Not with the recoil I’ve come to expect.
With surprise. Curiosity. And something else I don’t trust, because I can feel my own answering it.
I know what I must look like to her: bloodstained, bruised, freshly marked, half-feral from Threshing and what followed. Brennan’s sister ought to be more careful. Lilith’s daughter ought to know better than to look at the son of Fen Riorson like that.
She does it anyway.
And I let her.
That’s the worst part.
For one brief, ugly second, I think of Brennan. Alive in Aretia while his mother still mourns him and his sister wears the shape of that loss without knowing it is already a lie. The thought should be enough to break whatever strange pull has just sparked into being.
It isn’t.
Lilith’s voice cuts through the moment.
“You may go, Cadet. Close the door behind you.”
Violet is still looking at me.
Not boldly enough to call it anything. Not softly enough to dismiss it. Just openly, as if she has not yet learned that some kinds of attention are dangerous to give.
So I move before I can do something idiotic like stay.
I step into the corridor and pull the door shut behind me just as her voice rises again from the other side.
“You absolutely should have told me first,” she says. “I’ve nothing to wear.”
The door closes on the rest, but her voice stays with me.

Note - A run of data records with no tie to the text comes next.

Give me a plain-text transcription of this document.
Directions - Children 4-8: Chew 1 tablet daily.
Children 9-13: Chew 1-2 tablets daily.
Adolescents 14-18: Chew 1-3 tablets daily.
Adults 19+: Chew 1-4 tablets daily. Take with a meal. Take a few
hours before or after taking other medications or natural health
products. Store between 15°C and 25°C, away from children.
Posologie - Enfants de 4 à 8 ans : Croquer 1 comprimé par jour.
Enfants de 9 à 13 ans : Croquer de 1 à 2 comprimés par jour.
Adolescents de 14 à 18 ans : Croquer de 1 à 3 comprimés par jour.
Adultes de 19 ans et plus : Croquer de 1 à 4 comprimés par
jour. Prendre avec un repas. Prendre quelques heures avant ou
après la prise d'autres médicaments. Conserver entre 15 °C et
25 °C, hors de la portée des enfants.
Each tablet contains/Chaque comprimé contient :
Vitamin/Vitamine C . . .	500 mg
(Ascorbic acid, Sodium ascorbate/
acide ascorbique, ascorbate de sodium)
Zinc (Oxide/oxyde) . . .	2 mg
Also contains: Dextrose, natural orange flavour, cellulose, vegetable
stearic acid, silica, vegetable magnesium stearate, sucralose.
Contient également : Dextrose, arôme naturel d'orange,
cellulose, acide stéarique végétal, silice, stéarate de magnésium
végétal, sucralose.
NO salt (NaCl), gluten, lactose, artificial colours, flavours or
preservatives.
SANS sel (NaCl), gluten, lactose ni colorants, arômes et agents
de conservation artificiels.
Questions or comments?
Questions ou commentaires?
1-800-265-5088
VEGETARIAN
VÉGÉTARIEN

For a second I stand there in the cold, hand still on the latch, Alic’s blood drying on my skin, Sgaeyl quiet and watchful in the back of my mind, and Violet Sorrengail lodged under my ribs with a force that feels deeply inconvenient.
Then I force myself to move.
Garrick is alive.
That matters.
And whatever strange current just sparked between me and Lilith Sorrengail’s daughter means nothing. A moment, nothing more. The sort of fleeting, meaningless collision that happens in doorways and is forgotten by morning. It is unlikely our paths will ever cross again.